Gendarmeria Messicana
Il presidente del Messico Peña Nieto non ha i numeri per riformare la polizia. E la guerra della droga continua.
Il futuro violento del Messico ha la faccia conciliante e gli occhi a mandorla del ministro degli interni Miguel Osorio Chong. A margine di una conferenza a Ciudad Victoria, Chong ha affermato che la formazione di una polizia unica messicana dovrà essere frutto della collaborazione fra i vari enti locali, non un’azione unilaterale del governo centrale. Sembrerebbe una dichiarazione di poco conto, burocratese da sbadiglio. Ma si dà il caso che la creazione di un comando unificato della polizia è una delle chiavi per fermare la sanguinosa narcoguerra messicana.
C’è un motivo se in Messico si parla di Guerra della droga, e non si tratta solo di sensazionalismo giornalistico. Cioè che da sei anni, a guidare l’offensiva governativa contro i carteles non è la polizia, ma l’esercito. Ciò che in un altro paese sarebbe una questione di ordine pubblico qui è un affare militare. Con tutte le conseguenze del caso: morti nell’ordine delle decine (alcuni dicono centinaia) di migliaia, scontri a fuoco con armi pesanti, città trasformate in teatri di guerra. La popolazione civile è stata spesso vittima di abusi o “fuoco amico”: un soldato ha un addestramento diverso da quello di un poliziotto: il suo habitat sono i campi di battaglia, non le metropoli.

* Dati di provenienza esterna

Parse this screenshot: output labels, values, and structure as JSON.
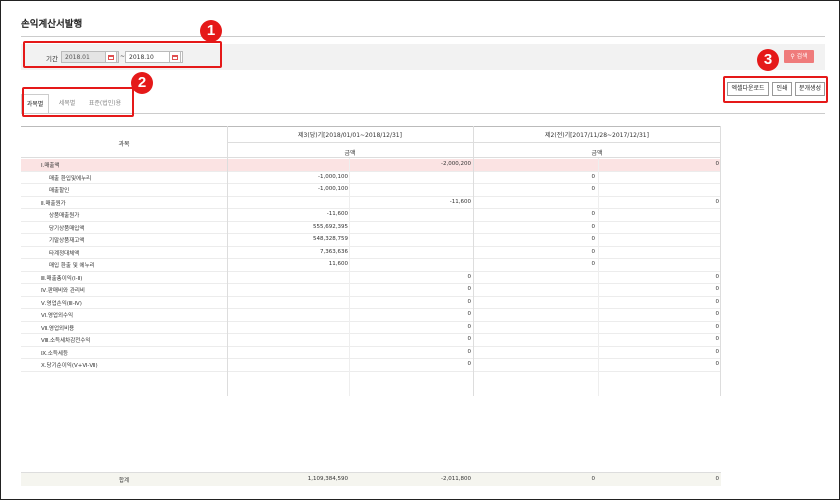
{
  "page": {
    "title": "손익계산서발행"
  },
  "search": {
    "period_label": "기간",
    "from": "2018.01",
    "separator": "~",
    "to": "2018.10",
    "button": "검색",
    "button_icon": "search-icon"
  },
  "tabs": [
    {
      "label": "과목별",
      "active": true
    },
    {
      "label": "세목별",
      "active": false
    },
    {
      "label": "표준(법인)용",
      "active": false
    }
  ],
  "actions": {
    "excel": "엑셀다운로드",
    "print": "인쇄",
    "issue": "분개생성"
  },
  "callouts": [
    "1",
    "2",
    "3"
  ],
  "table": {
    "col_subject": "과목",
    "period_current": "제3(당)기[2018/01/01~2018/12/31]",
    "period_prior": "제2(전)기[2017/11/28~2017/12/31]",
    "amount_label": "금액",
    "rows": [
      {
        "label": "Ⅰ.매출액",
        "indent": 0,
        "c1": "",
        "c2": "-2,000,200",
        "p1": "",
        "p2": "0"
      },
      {
        "label": "매출 환입및에누리",
        "indent": 1,
        "c1": "-1,000,100",
        "c2": "",
        "p1": "0",
        "p2": ""
      },
      {
        "label": "매출할인",
        "indent": 1,
        "c1": "-1,000,100",
        "c2": "",
        "p1": "0",
        "p2": ""
      },
      {
        "label": "Ⅱ.매출원가",
        "indent": 0,
        "c1": "",
        "c2": "-11,600",
        "p1": "",
        "p2": "0"
      },
      {
        "label": "상품매출원가",
        "indent": 1,
        "c1": "-11,600",
        "c2": "",
        "p1": "0",
        "p2": ""
      },
      {
        "label": "당기상품매입액",
        "indent": 1,
        "c1": "555,692,395",
        "c2": "",
        "p1": "0",
        "p2": ""
      },
      {
        "label": "기말상품재고액",
        "indent": 1,
        "c1": "548,328,759",
        "c2": "",
        "p1": "0",
        "p2": ""
      },
      {
        "label": "타계정대체액",
        "indent": 1,
        "c1": "7,363,636",
        "c2": "",
        "p1": "0",
        "p2": ""
      },
      {
        "label": "매입 환출 및 에누리",
        "indent": 1,
        "c1": "11,600",
        "c2": "",
        "p1": "0",
        "p2": ""
      },
      {
        "label": "Ⅲ.매출총이익(Ⅰ-Ⅱ)",
        "indent": 0,
        "c1": "",
        "c2": "0",
        "p1": "",
        "p2": "0"
      },
      {
        "label": "Ⅳ.판매비와 관리비",
        "indent": 0,
        "c1": "",
        "c2": "0",
        "p1": "",
        "p2": "0"
      },
      {
        "label": "Ⅴ.영업손익(Ⅲ-Ⅳ)",
        "indent": 0,
        "c1": "",
        "c2": "0",
        "p1": "",
        "p2": "0"
      },
      {
        "label": "Ⅵ.영업외수익",
        "indent": 0,
        "c1": "",
        "c2": "0",
        "p1": "",
        "p2": "0"
      },
      {
        "label": "Ⅶ.영업외비용",
        "indent": 0,
        "c1": "",
        "c2": "0",
        "p1": "",
        "p2": "0"
      },
      {
        "label": "Ⅷ.소득세차감전수익",
        "indent": 0,
        "c1": "",
        "c2": "0",
        "p1": "",
        "p2": "0"
      },
      {
        "label": "Ⅸ.소득세등",
        "indent": 0,
        "c1": "",
        "c2": "0",
        "p1": "",
        "p2": "0"
      },
      {
        "label": "Ⅹ.당기순이익(Ⅴ+Ⅵ-Ⅶ)",
        "indent": 0,
        "c1": "",
        "c2": "0",
        "p1": "",
        "p2": "0"
      }
    ],
    "footer": {
      "label": "합계",
      "c1": "1,109,384,590",
      "c2": "-2,011,800",
      "p1": "0",
      "p2": "0"
    }
  },
  "colors": {
    "callout": "#e51919",
    "search_button": "#ef7b7b",
    "first_row": "#fbe3e3"
  }
}
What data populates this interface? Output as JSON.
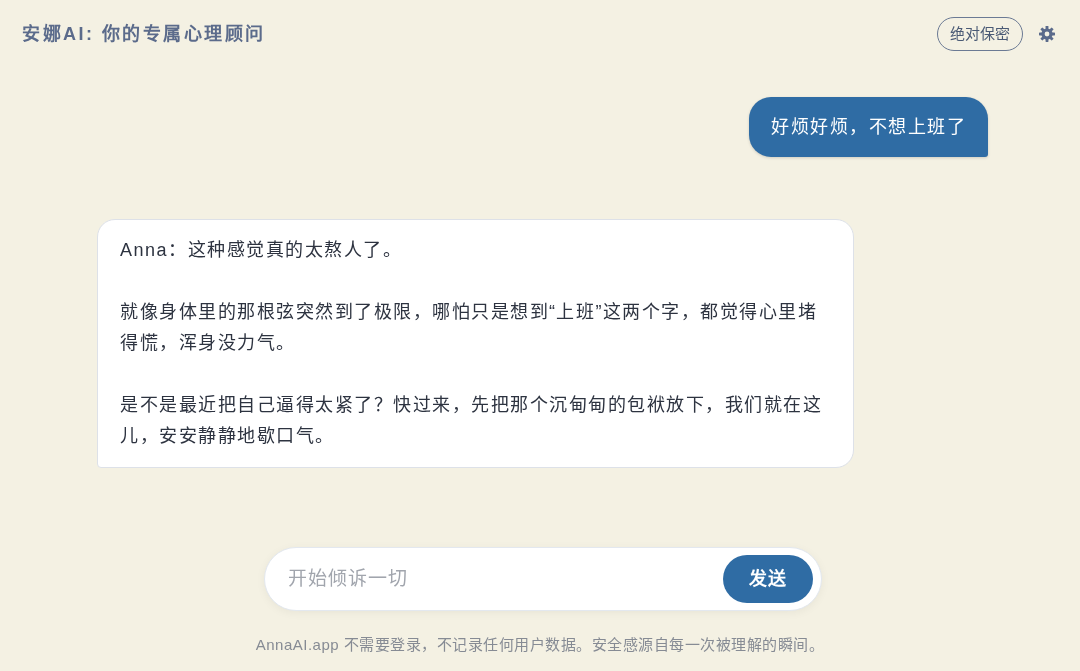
{
  "header": {
    "title": "安娜AI: 你的专属心理顾问",
    "badge": "绝对保密"
  },
  "messages": [
    {
      "kind": "user",
      "paragraphs": [
        "好烦好烦，不想上班了"
      ]
    },
    {
      "kind": "assistant",
      "paragraphs": [
        "Anna：这种感觉真的太熬人了。",
        "就像身体里的那根弦突然到了极限，哪怕只是想到“上班”这两个字，都觉得心里堵得慌，浑身没力气。",
        "是不是最近把自己逼得太紧了？快过来，先把那个沉甸甸的包袱放下，我们就在这儿，安安静静地歇口气。"
      ]
    }
  ],
  "composer": {
    "placeholder": "开始倾诉一切",
    "send_button": "发送"
  },
  "footer": "AnnaAI.app 不需要登录，不记录任何用户数据。安全感源自每一次被理解的瞬间。"
}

Se l’ormai ex presidente Felipe Calderòn decise questo spiegamento, nel lontano 2006, non fu solo perché la scena criminale messicana si era arricchita di alcune schegge impazzite – come los Zetas – più simili a commando paramilitari che a gangster in doppiopetto. Fu anche,e soprattutto, perché le forze armate rappresentavano l’unico baluardo di onestà a fronte di una polizia frammentata in una miriade di commissariati statali e locali ammorbati dalla corruzione – di fatto controllati dalle gang.
L’unica maniera di riportare l’esercito nelle caserme, insomma, era ristrutturare la polizia.
Un progetto di riforma sponsorizzato da Calderòn mirava effettivamente a sostituire i tanti, inefficienti commissariati locali con un unico comando di polizia nazionale che potesse selezionare, addestrare e monitorare le reclute secondo standard più rigidi. Procedendo per gradi: il primo passo dell’integrazione avrebbe posto i comandi municipali sotto il controllo dell’autorità statale (il Messico è una federazione di stati: nome ufficiale “Stati Uniti Messicani”).
Oggi il presidente è cambiato ma la riforma non è passata – anche se un pugno di stati volonterosi hanno avviato un’unificazione delle polizie municipali. Gli ostacoli principali sono due. Il primo è legale: una polizia unica richiede una modifica della costituzione. Il secondo è politico: i sindaci sono fortemente contrari a un impianto che li priverebbe dei fondi versati ogni anno da Città del Messico per finanziare le forze dell’ordine municipali.
La dichiarazione del ministro Chong rivela che il presidente Peña Nieto non vuole impelagarsi in una snervante battaglia parlamentare per approvare il progetto. Non ha i numeri e lo sa. Così come sa che affidarsi alla buona volontà dei sindaci equivale a sperare che los Zetas gettino i mitra alle ortiche per formare un complessino jazz.
In campagna elettorale, Peña Nieto aveva promesso di sciogliere il nodo della sicurezza creando una Gendarmeria Nazionale che fosse un ibrido fra esercito e polizia (un po’ come i Carabinieri italiani). Al netto delle perplessità di fondo – la Gendarmeria dovrebbe essere formata da soldati d’élite, riproponendo il problema dell’ipermilitarizzazione del conflitto – a oggi nessun passo concreto è stato fatto in tal senso. Nel Piano di Sviluppo Nazionale rilasciato dal governo qualche settimana fa la Gendarmeria non è neppure menzionata. Nulla di fatto, insomma. Mentre la violenza continua.